Any sufficiently unpopular but cohesive argument is indistinguishable from trolling.
Specifically what are the technological challenges?
The real challenge is the ability to maintain the stability of the power grid once renewables are increased. In order to maintain the stability of the power grid the amount of energy being produced has to equal the amount of energy being consumed. In other words load has to equal generation, the conservation of energy and physics makes this a requirement.
Now this isn’t an issue when the load is low and generation is high. For the most part generation can be shed and the demand can be meet with little to no impact to consumers. Trouble starts when generation is low and load is high. In this scenario you need to either shed load (making a lot of people angry) or increase generation.
Right now I don’t believe anyone will argue that we can’t generate enough energy over all with solar and other renewables. The technical challenge with renewables is making the generation consistent enough so that it is always capable of instantly meeting the demands of the power grid (remember load always has to equal generation). On those nights when the wind isn’t blowing where the wind turbines are, utilities will need to find a way to provide that power.

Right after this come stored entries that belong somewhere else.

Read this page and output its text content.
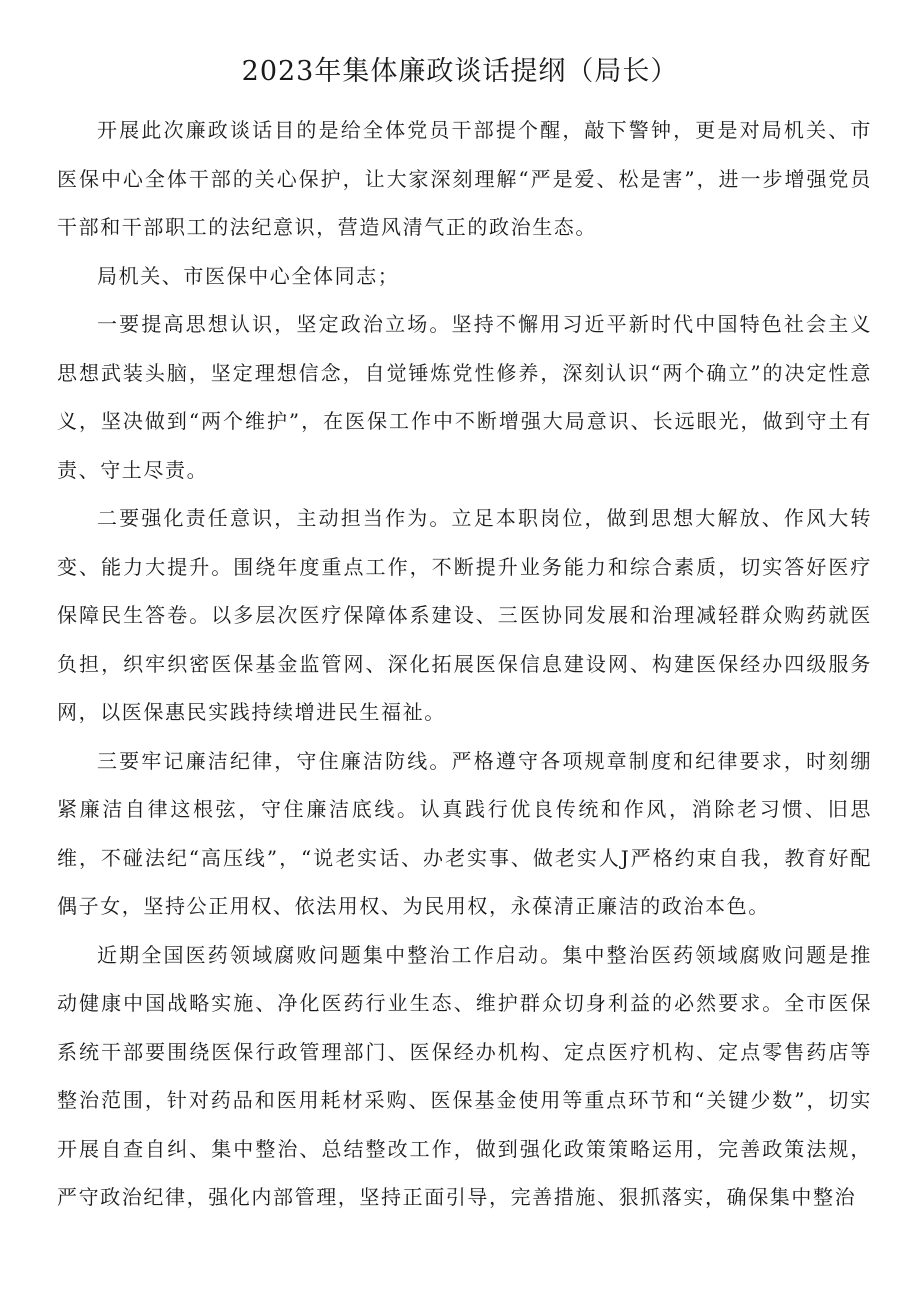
2023年集体廉政谈话提纲（局长）

开展此次廉政谈话目的是给全体党员干部提个醒，敲下警钟，更是对局机关、市医保中心全体干部的关心保护，让大家深刻理解“严是爱、松是害”，进一步增强党员干部和干部职工的法纪意识，营造风清气正的政治生态。

局机关、市医保中心全体同志；

一要提高思想认识，坚定政治立场。坚持不懈用习近平新时代中国特色社会主义思想武装头脑，坚定理想信念，自觉锤炼党性修养，深刻认识“两个确立”的决定性意义，坚决做到“两个维护”，在医保工作中不断增强大局意识、长远眼光，做到守土有责、守土尽责。

二要强化责任意识，主动担当作为。立足本职岗位，做到思想大解放、作风大转变、能力大提升。围绕年度重点工作，不断提升业务能力和综合素质，切实答好医疗保障民生答卷。以多层次医疗保障体系建设、三医协同发展和治理减轻群众购药就医负担，织牢织密医保基金监管网、深化拓展医保信息建设网、构建医保经办四级服务网，以医保惠民实践持续增进民生福祉。

三要牢记廉洁纪律，守住廉洁防线。严格遵守各项规章制度和纪律要求，时刻绷紧廉洁自律这根弦，守住廉洁底线。认真践行优良传统和作风，消除老习惯、旧思维，不碰法纪“高压线”，“说老实话、办老实事、做老实人J严格约束自我，教育好配偶子女，坚持公正用权、依法用权、为民用权，永葆清正廉洁的政治本色。

近期全国医药领域腐败问题集中整治工作启动。集中整治医药领域腐败问题是推动健康中国战略实施、净化医药行业生态、维护群众切身利益的必然要求。全市医保系统干部要围绕医保行政管理部门、医保经办机构、定点医疗机构、定点零售药店等整治范围，针对药品和医用耗材采购、医保基金使用等重点环节和“关键少数”，切实开展自查自纠、集中整治、总结整改工作，做到强化政策策略运用，完善政策法规，严守政治纪律，强化内部管理，坚持正面引导，完善措施、狠抓落实，确保集中整治
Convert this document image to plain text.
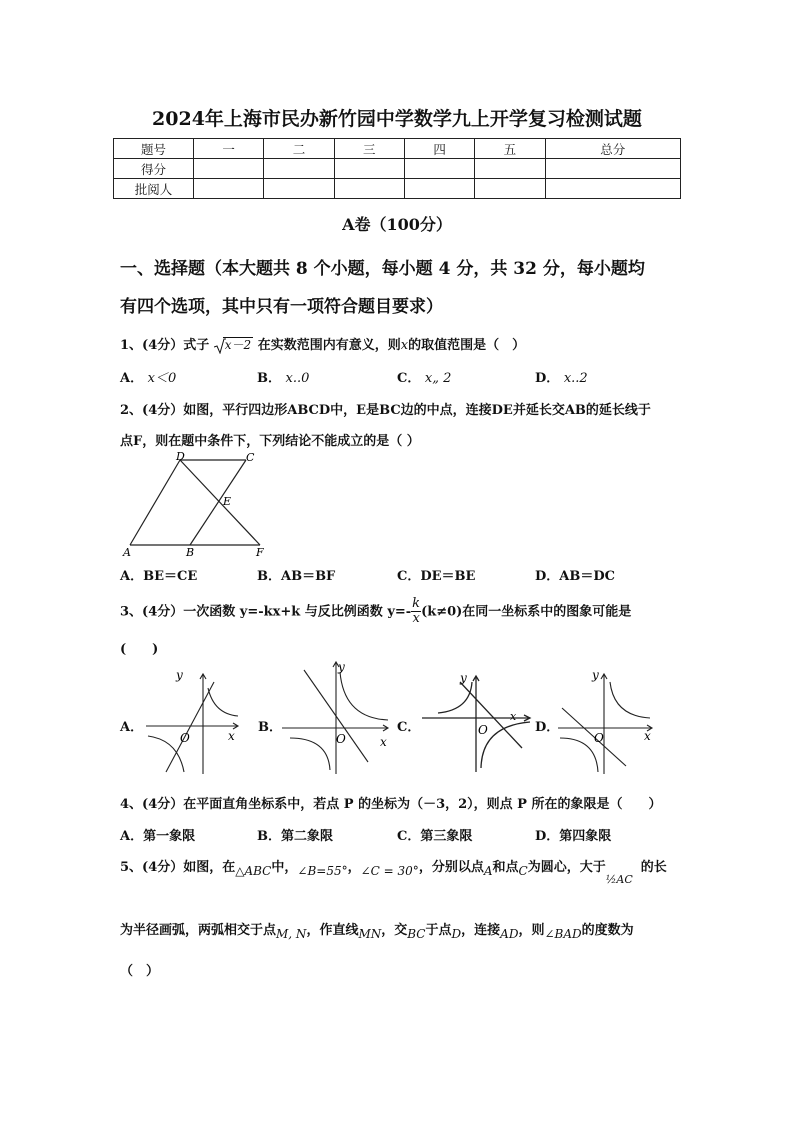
2024年上海市民办新竹园中学数学九上开学复习检测试题
题号	一	二	三	四	五	总分
得分						
批阅人						
A卷（100分）
一、选择题（本大题共 8 个小题，每小题 4 分，共 32 分，每小题均
有四个选项，其中只有一项符合题目要求）
1、(4分）式子 x－2 在实数范围内有意义，则x的取值范围是（　）
A． x＜0	B． x..0	C． x„ 2	D． x..2
2、(4分）如图，平行四边形ABCD中，E是BC边的中点，连接DE并延长交AB的延长线于
点F，则在题中条件下，下列结论不能成立的是（ ）
D	C
E
A	B	F
A．BE＝CE	B．AB＝BF	C．DE＝BE	D．AB＝DC
3、(4分）一次函数 y=-kx+k 与反比例函数 $y=- \frac{k}{x} (k\ne 0)$在同一坐标系中的图象可能是
(　　)
A．
y
x
O
B．
y
x
O
C．
y
x
O	D．
y
x
O
4、(4分）在平面直角坐标系中，若点 P 的坐标为（－3，2），则点 P 所在的象限是（　　）
A．第一象限	B．第二象限	C．第三象限	D．第四象限
5、(4分）如图，在△ABC中，∠B=55°，∠C = 30°，分别以点A和点C为圆心，大于$_{\frac{1}{2}AC}$的长
为半径画弧，两弧相交于点M, N，作直线MN，交BC于点D，连接AD，则∠BAD的度数为
（　）
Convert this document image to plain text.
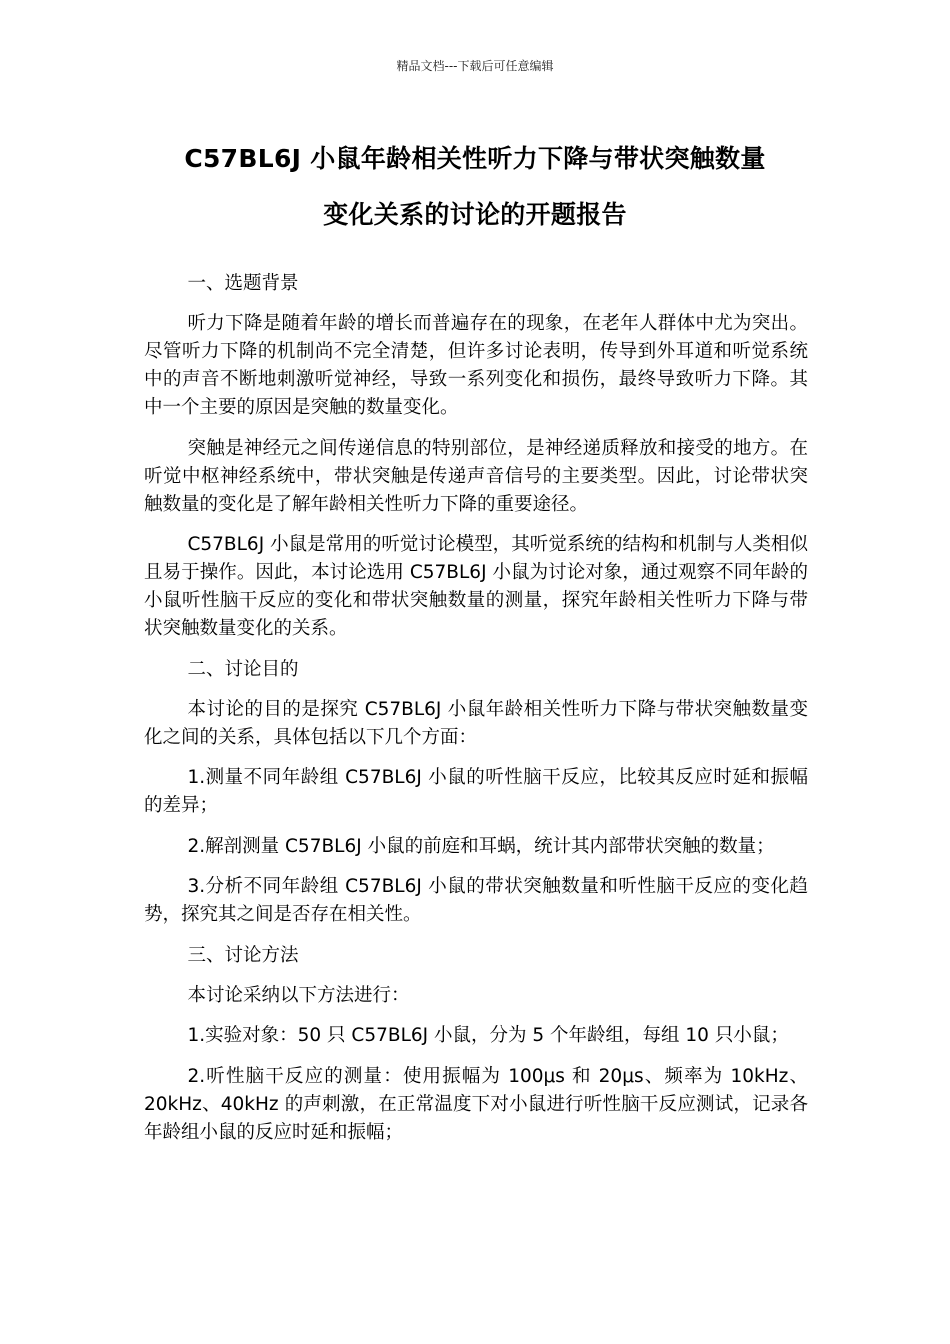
精品文档---下载后可任意编辑
C57BL6J 小鼠年龄相关性听力下降与带状突触数量
变化关系的讨论的开题报告

一、选题背景

听力下降是随着年龄的增长而普遍存在的现象，在老年人群体中尤为突出。尽管听力下降的机制尚不完全清楚，但许多讨论表明，传导到外耳道和听觉系统中的声音不断地刺激听觉神经，导致一系列变化和损伤，最终导致听力下降。其中一个主要的原因是突触的数量变化。

突触是神经元之间传递信息的特别部位，是神经递质释放和接受的地方。在听觉中枢神经系统中，带状突触是传递声音信号的主要类型。因此，讨论带状突触数量的变化是了解年龄相关性听力下降的重要途径。

C57BL6J 小鼠是常用的听觉讨论模型，其听觉系统的结构和机制与人类相似且易于操作。因此，本讨论选用 C57BL6J 小鼠为讨论对象，通过观察不同年龄的小鼠听性脑干反应的变化和带状突触数量的测量，探究年龄相关性听力下降与带状突触数量变化的关系。

二、讨论目的

本讨论的目的是探究 C57BL6J 小鼠年龄相关性听力下降与带状突触数量变化之间的关系，具体包括以下几个方面：

1.测量不同年龄组 C57BL6J 小鼠的听性脑干反应，比较其反应时延和振幅的差异；

2.解剖测量 C57BL6J 小鼠的前庭和耳蜗，统计其内部带状突触的数量；

3.分析不同年龄组 C57BL6J 小鼠的带状突触数量和听性脑干反应的变化趋势，探究其之间是否存在相关性。

三、讨论方法

本讨论采纳以下方法进行：

1.实验对象：50 只 C57BL6J 小鼠，分为 5 个年龄组，每组 10 只小鼠；

2.听性脑干反应的测量：使用振幅为 100μs 和 20μs、频率为 10kHz、20kHz、40kHz 的声刺激，在正常温度下对小鼠进行听性脑干反应测试，记录各年龄组小鼠的反应时延和振幅；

A sensible solution is to develop a method to store excess energy during the time when generation is high than demand. That stored energy could then be used to make up for the low generation when the demand is higher. Unfortunately the development of a large scale energy storage solution has not happened yet. This is a very big technical challenge, ask Germany (considered by many to be the leader in renewable generation) who is presently dealing with this very issue
I guess another solution would be to develop a large enough method of renewable generation that would be available all the time or at least during the times that solar and wind aren’t available.